Aku tak bisa hidup dengan idealisme, omong kosong, anak istriku mau makan apa?, gumam ku suatu ketika, profesi ini sangat mulia, indah dan disukai rakyat dibenci orang berdosa, takut saja aibnya terbongkar di publik. Namun lebih dari itu, kehidupan hanya satu kali, nasib diri sendiri ditentukan tangan sendiri, pena memang bisa merubah nasib, namun manusia selalu menghalanginya. Nasib…ah…hanya kata yang membuatku muak dengan idealism semu, yang dibalut kemunafikan, kotor namun terlihat tak bercela. Puih….!
Asa ku berubah ketika mataku terbelalak melihat kawan-kawan yang sudah jauh melangkah, mengendarai nasib, bukan dikendarai nasib. Sampai akhirnya aku putuskan untuk merubah jalur, berkendara dengan sedikit kemunafikan, merusak, menipu entah apapun nama yang disematkan bagiku, tak peduli. Saat ini aku hanya ingin keluargaku tak kencang dengan hidupmengkritik, tak kenyang hanya hidup dengan mencela, jadilah pelaku hidup, meski dicaci maki, tak hanya mulut dan tangan yang bicara tapi hati dan perbuatan adalah aksi nyata untuk berbagi kebahagiaan, bukan kebahagiaan semu lho. Bisa juga disebut mengikuti jejak tikus-tikus negeri yang mencuri uang di brankas negari kemudian menikmatinya di belahan dunia lain, Singgepor (Singapura), Malay, London bahkan Amerikano,Spanyola, Baliano (Bali bah eh).

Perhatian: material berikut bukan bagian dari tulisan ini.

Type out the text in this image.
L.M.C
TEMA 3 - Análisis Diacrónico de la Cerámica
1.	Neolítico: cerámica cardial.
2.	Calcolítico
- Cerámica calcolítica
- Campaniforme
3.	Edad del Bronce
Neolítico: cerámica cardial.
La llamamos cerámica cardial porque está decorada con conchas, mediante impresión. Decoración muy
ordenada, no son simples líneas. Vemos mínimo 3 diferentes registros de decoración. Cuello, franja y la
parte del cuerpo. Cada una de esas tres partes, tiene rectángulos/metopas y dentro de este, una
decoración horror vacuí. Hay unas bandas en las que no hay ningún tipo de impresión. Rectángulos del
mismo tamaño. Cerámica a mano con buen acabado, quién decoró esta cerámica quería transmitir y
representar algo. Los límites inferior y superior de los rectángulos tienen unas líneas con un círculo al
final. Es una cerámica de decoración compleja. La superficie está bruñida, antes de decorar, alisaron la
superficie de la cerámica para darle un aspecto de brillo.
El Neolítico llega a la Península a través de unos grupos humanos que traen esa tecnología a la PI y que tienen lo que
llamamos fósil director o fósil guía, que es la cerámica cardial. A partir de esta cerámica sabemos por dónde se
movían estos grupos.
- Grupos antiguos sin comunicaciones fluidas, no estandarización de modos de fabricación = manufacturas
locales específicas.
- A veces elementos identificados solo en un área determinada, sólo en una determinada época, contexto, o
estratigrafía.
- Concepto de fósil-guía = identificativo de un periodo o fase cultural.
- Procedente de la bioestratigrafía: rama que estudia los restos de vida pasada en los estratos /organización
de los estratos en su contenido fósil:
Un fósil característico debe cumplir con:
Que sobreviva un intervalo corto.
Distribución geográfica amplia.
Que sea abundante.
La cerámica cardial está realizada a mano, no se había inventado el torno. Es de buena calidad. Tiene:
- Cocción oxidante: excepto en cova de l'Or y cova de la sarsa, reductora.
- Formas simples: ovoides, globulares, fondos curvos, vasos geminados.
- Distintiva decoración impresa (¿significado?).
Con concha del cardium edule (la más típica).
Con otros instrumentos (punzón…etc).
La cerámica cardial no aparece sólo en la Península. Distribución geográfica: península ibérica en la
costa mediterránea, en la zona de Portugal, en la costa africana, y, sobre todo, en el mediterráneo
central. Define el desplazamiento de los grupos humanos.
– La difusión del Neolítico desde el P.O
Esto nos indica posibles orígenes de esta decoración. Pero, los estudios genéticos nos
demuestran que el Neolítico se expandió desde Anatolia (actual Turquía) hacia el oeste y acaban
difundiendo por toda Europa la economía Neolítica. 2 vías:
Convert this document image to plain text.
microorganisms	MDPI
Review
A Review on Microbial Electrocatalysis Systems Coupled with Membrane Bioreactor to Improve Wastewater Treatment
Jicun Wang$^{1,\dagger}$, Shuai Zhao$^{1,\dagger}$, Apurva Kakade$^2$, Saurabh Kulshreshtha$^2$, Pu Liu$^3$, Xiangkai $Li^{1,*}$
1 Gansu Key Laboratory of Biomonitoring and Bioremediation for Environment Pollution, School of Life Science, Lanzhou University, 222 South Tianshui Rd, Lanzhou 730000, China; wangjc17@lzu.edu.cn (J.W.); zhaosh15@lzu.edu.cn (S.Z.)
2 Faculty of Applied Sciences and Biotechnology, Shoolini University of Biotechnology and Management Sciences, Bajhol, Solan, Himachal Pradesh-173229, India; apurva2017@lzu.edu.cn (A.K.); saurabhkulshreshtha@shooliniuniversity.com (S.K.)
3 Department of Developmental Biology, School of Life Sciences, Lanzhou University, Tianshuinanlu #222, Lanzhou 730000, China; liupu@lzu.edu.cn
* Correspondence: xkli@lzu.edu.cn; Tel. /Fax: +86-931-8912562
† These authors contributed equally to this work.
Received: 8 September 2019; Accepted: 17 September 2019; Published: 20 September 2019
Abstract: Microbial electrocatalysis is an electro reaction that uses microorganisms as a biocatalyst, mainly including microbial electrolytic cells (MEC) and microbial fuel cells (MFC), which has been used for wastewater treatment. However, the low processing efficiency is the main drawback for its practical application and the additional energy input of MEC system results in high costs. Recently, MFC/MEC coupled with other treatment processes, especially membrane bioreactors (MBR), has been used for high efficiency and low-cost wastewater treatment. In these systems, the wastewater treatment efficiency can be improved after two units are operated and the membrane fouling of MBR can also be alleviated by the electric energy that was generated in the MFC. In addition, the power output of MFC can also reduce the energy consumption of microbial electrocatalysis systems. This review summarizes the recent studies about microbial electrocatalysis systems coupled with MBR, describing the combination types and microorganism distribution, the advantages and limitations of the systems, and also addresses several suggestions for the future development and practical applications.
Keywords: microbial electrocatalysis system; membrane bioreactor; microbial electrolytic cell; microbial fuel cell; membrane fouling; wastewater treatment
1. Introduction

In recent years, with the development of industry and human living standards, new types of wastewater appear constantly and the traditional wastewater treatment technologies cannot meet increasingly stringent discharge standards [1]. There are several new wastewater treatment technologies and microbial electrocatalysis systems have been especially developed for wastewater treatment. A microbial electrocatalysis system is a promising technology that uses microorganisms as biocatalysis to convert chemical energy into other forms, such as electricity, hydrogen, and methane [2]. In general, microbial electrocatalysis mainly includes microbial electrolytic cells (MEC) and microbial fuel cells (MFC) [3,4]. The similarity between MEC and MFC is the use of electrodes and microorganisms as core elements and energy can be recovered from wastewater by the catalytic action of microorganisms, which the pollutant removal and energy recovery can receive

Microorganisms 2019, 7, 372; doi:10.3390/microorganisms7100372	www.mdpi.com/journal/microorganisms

Menguasai ilmu jurnalistik berarti menguasai dunia, namun penguasa para jurnalis secara nyata menguasai dunia, bisa keliling dunia bahkan membeli sebagian dunia. Lihat saja, lobinya sampai mendirikan partaipun bisa. Disini sebenarnya hati nurani semakin hilang, saat tujuan sudah dibalut kepentingan, saat idealism sudah beralih ke kepentingan perut, ya… serakah jadinya.

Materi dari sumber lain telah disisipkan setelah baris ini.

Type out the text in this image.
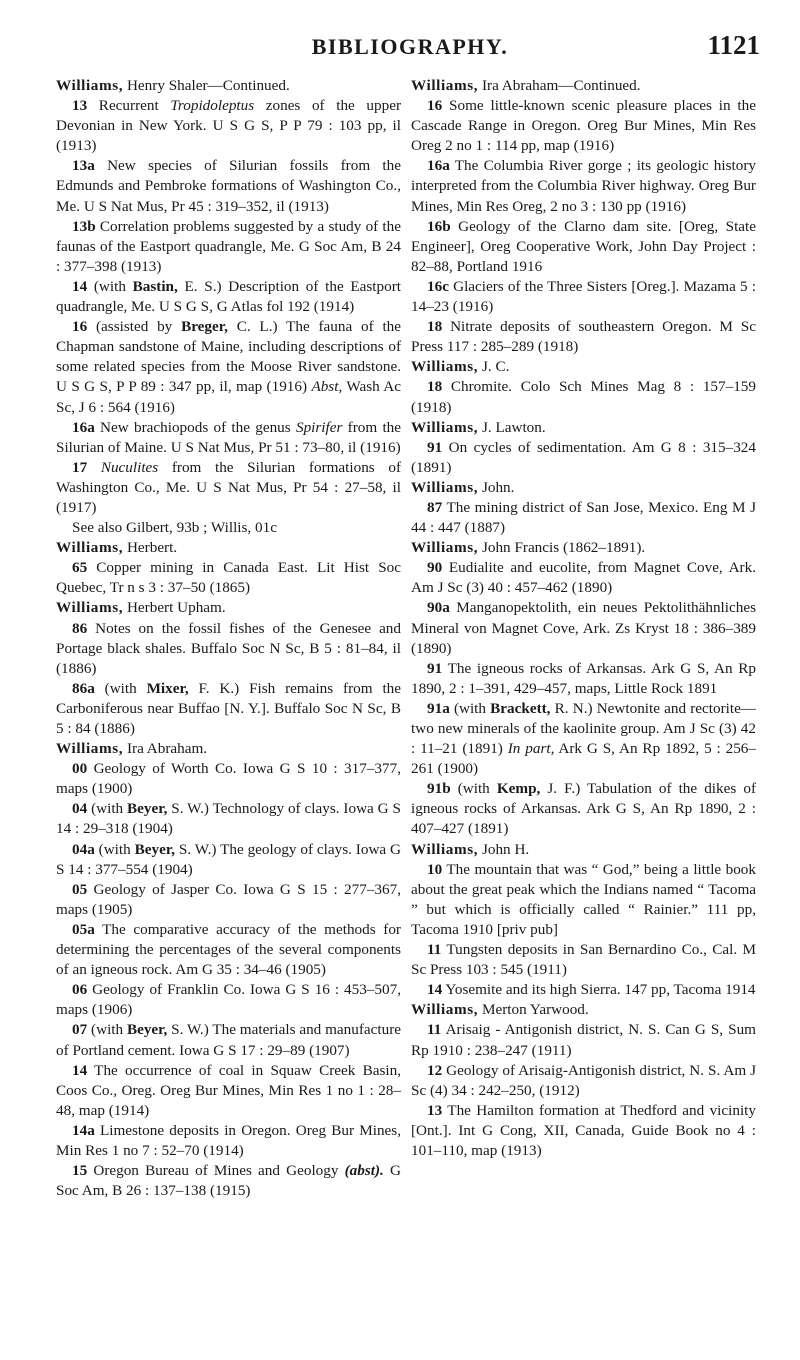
BIBLIOGRAPHY.	1121

Williams, Henry Shaler—Continued.

13 Recurrent Tropidoleptus zones of the upper Devonian in New York. U S G S, P P 79 : 103 pp, il (1913)

13a New species of Silurian fossils from the Edmunds and Pembroke formations of Washington Co., Me. U S Nat Mus, Pr 45 : 319–352, il (1913)

13b Correlation problems suggested by a study of the faunas of the Eastport quadrangle, Me. G Soc Am, B 24 : 377–398 (1913)

14 (with Bastin, E. S.) Description of the Eastport quadrangle, Me. U S G S, G Atlas fol 192 (1914)

16 (assisted by Breger, C. L.) The fauna of the Chapman sandstone of Maine, including descriptions of some related species from the Moose River sandstone. U S G S, P P 89 : 347 pp, il, map (1916) Abst, Wash Ac Sc, J 6 : 564 (1916)

16a New brachiopods of the genus Spirifer from the Silurian of Maine. U S Nat Mus, Pr 51 : 73–80, il (1916)

17 Nuculites from the Silurian formations of Washington Co., Me. U S Nat Mus, Pr 54 : 27–58, il (1917)

See also Gilbert, 93b ; Willis, 01c

Williams, Herbert.

65 Copper mining in Canada East. Lit Hist Soc Quebec, Tr n s 3 : 37–50 (1865)

Williams, Herbert Upham.

86 Notes on the fossil fishes of the Genesee and Portage black shales. Buffalo Soc N Sc, B 5 : 81–84, il (1886)

86a (with Mixer, F. K.) Fish remains from the Carboniferous near Buffao [N. Y.]. Buffalo Soc N Sc, B 5 : 84 (1886)

Williams, Ira Abraham.

00 Geology of Worth Co. Iowa G S 10 : 317–377, maps (1900)

04 (with Beyer, S. W.) Technology of clays. Iowa G S 14 : 29–318 (1904)

04a (with Beyer, S. W.) The geology of clays. Iowa G S 14 : 377–554 (1904)

05 Geology of Jasper Co. Iowa G S 15 : 277–367, maps (1905)

05a The comparative accuracy of the methods for determining the percentages of the several components of an igneous rock. Am G 35 : 34–46 (1905)

06 Geology of Franklin Co. Iowa G S 16 : 453–507, maps (1906)

07 (with Beyer, S. W.) The materials and manufacture of Portland cement. Iowa G S 17 : 29–89 (1907)

14 The occurrence of coal in Squaw Creek Basin, Coos Co., Oreg. Oreg Bur Mines, Min Res 1 no 1 : 28–48, map (1914)

14a Limestone deposits in Oregon. Oreg Bur Mines, Min Res 1 no 7 : 52–70 (1914)

15 Oregon Bureau of Mines and Geology (abst). G Soc Am, B 26 : 137–138 (1915)

Williams, Ira Abraham—Continued.

16 Some little-known scenic pleasure places in the Cascade Range in Oregon. Oreg Bur Mines, Min Res Oreg 2 no 1 : 114 pp, map (1916)

16a The Columbia River gorge ; its geologic history interpreted from the Columbia River highway. Oreg Bur Mines, Min Res Oreg, 2 no 3 : 130 pp (1916)

16b Geology of the Clarno dam site. [Oreg, State Engineer], Oreg Cooperative Work, John Day Project : 82–88, Portland 1916

16c Glaciers of the Three Sisters [Oreg.]. Mazama 5 : 14–23 (1916)

18 Nitrate deposits of southeastern Oregon. M Sc Press 117 : 285–289 (1918)

Williams, J. C.

18 Chromite. Colo Sch Mines Mag 8 : 157–159 (1918)

Williams, J. Lawton.

91 On cycles of sedimentation. Am G 8 : 315–324 (1891)

Williams, John.

87 The mining district of San Jose, Mexico. Eng M J 44 : 447 (1887)

Williams, John Francis (1862–1891).

90 Eudialite and eucolite, from Magnet Cove, Ark. Am J Sc (3) 40 : 457–462 (1890)

90a Manganopektolith, ein neues Pektolithähnliches Mineral von Magnet Cove, Ark. Zs Kryst 18 : 386–389 (1890)

91 The igneous rocks of Arkansas. Ark G S, An Rp 1890, 2 : 1–391, 429–457, maps, Little Rock 1891

91a (with Brackett, R. N.) Newtonite and rectorite—two new minerals of the kaolinite group. Am J Sc (3) 42 : 11–21 (1891) In part, Ark G S, An Rp 1892, 5 : 256–261 (1900)

91b (with Kemp, J. F.) Tabulation of the dikes of igneous rocks of Arkansas. Ark G S, An Rp 1890, 2 : 407–427 (1891)

Williams, John H.

10 The mountain that was “ God,” being a little book about the great peak which the Indians named “ Tacoma ” but which is officially called “ Rainier.” 111 pp, Tacoma 1910 [priv pub]

11 Tungsten deposits in San Bernardino Co., Cal. M Sc Press 103 : 545 (1911)

14 Yosemite and its high Sierra. 147 pp, Tacoma 1914

Williams, Merton Yarwood.

11 Arisaig - Antigonish district, N. S. Can G S, Sum Rp 1910 : 238–247 (1911)

12 Geology of Arisaig-Antigonish district, N. S. Am J Sc (4) 34 : 242–250, (1912)

13 The Hamilton formation at Thedford and vicinity [Ont.]. Int G Cong, XII, Canada, Guide Book no 4 : 101–110, map (1913)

Jika situasi seperti ini, mari kita sama-sama munafik, sama-sama menjual diri, sama-sama merusak tatanan negeri yang kita ukir lewat moncong peluru para pahlawan. Sudahlah terlalu banyak ngawur saya menulis…ini hanya kegusaran hati melihat pekerjaan menumpuk, bingung mau marah dengan siapa…? Selamat bermain dengan idealisme..jangan marah, namanya juga omong kosong, hargai hidup berusahalah selagi bisa. Betul…?!